Poco a nord degli scavi, nel Monastero, gli altri Frati Verdi sono impegnati a coltivare orti ed allevare maiali e galline, oppure a vagare nelle praterie a predicare, forse agli Hippae, o forse alle volpi: chi può saperlo? Sono tutti penitenti, esiliati dalla Santità in quel luogo remoto e solitario. Erano già su Grass, benché non di loro volontà, quando arrivarono i primi aristocratici, e alcuni lamentano che saranno ancora qui, sempre contro la loro volontà, quando gli aristocratici saranno scomparsi.
Infine vi sono l’astroporto e la Città Plebea, situati nell’unico luogo su Grass dove l’erba cresce scarsa: un’area ovale, lunga e stretta, di circa cento miglia quadrate, attraversata da un’alta dorsale rocciosa e cinta dalla foresta palustre. Si tratta di una zona riservata ai commerci, con magazzini, fattorie idroponiche, cave, prati, miniere, e tutto il disordine, tutta la cacofonia, che sono tipiche delle città.

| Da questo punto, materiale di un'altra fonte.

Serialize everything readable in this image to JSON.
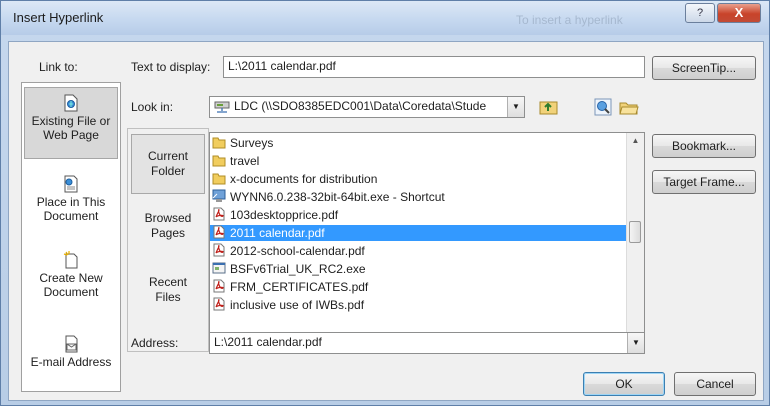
{
  "window": {
    "title": "Insert Hyperlink",
    "background_text": "To insert a hyperlink",
    "help_label": "?",
    "close_label": "X"
  },
  "link_to": {
    "label": "Link to:",
    "items": [
      {
        "label_line1": "Existing File or",
        "label_line2": "Web Page",
        "icon": "existing-file-icon",
        "selected": true
      },
      {
        "label_line1": "Place in This",
        "label_line2": "Document",
        "icon": "place-in-document-icon",
        "selected": false
      },
      {
        "label_line1": "Create New",
        "label_line2": "Document",
        "icon": "new-document-icon",
        "selected": false
      },
      {
        "label_line1": "E-mail Address",
        "label_line2": "",
        "icon": "email-icon",
        "selected": false
      }
    ]
  },
  "text_to_display": {
    "label": "Text to display:",
    "value": "L:\\2011 calendar.pdf"
  },
  "screentip_button": "ScreenTip...",
  "look_in": {
    "label": "Look in:",
    "value": "LDC (\\\\SDO8385EDC001\\Data\\Coredata\\Stude"
  },
  "nav": {
    "current_folder_1": "Current",
    "current_folder_2": "Folder",
    "browsed_pages_1": "Browsed",
    "browsed_pages_2": "Pages",
    "recent_files_1": "Recent",
    "recent_files_2": "Files"
  },
  "files": [
    {
      "name": "Surveys",
      "type": "folder"
    },
    {
      "name": "travel",
      "type": "folder"
    },
    {
      "name": "x-documents for distribution",
      "type": "folder"
    },
    {
      "name": "WYNN6.0.238-32bit-64bit.exe - Shortcut",
      "type": "shortcut"
    },
    {
      "name": "103desktopprice.pdf",
      "type": "pdf"
    },
    {
      "name": "2011 calendar.pdf",
      "type": "pdf",
      "selected": true
    },
    {
      "name": "2012-school-calendar.pdf",
      "type": "pdf"
    },
    {
      "name": "BSFv6Trial_UK_RC2.exe",
      "type": "exe"
    },
    {
      "name": "FRM_CERTIFICATES.pdf",
      "type": "pdf"
    },
    {
      "name": "inclusive use of IWBs.pdf",
      "type": "pdf"
    }
  ],
  "side_buttons": {
    "bookmark": "Bookmark...",
    "target_frame": "Target Frame..."
  },
  "address": {
    "label": "Address:",
    "value": "L:\\2011 calendar.pdf"
  },
  "ok_button": "OK",
  "cancel_button": "Cancel",
  "colors": {
    "selection": "#3399ff",
    "title_bar": "#c4d7ef",
    "close_button": "#c8432a"
  }
}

Nella Città Plebea, gli stranieri vanno e vengono senza dar noia a nessuno, liberi di dedicarsi ai loro affari incomprensibili e, come dicono i bon Damfels, spregevoli. All’astroporto, le grandi cosmonavi atterrano sulle loro code di fuoco, provenienti da Shafne, da Semling, e dal pianeta che quasi tutti chiamano Santità, se non quando viene loro ricordato che in realtà il suo nome è Terra: la culla dell’umanità. Gli uomini e le donne che giungono su Grass come viaggiatori e mercanti, artigiani e predicatori, nonché astronauti, hanno bisogno di alberghi e magazzini, negozi, bordelli e chiese. Vi sono persino bambini e campi da gioco, insegnanti e scuole.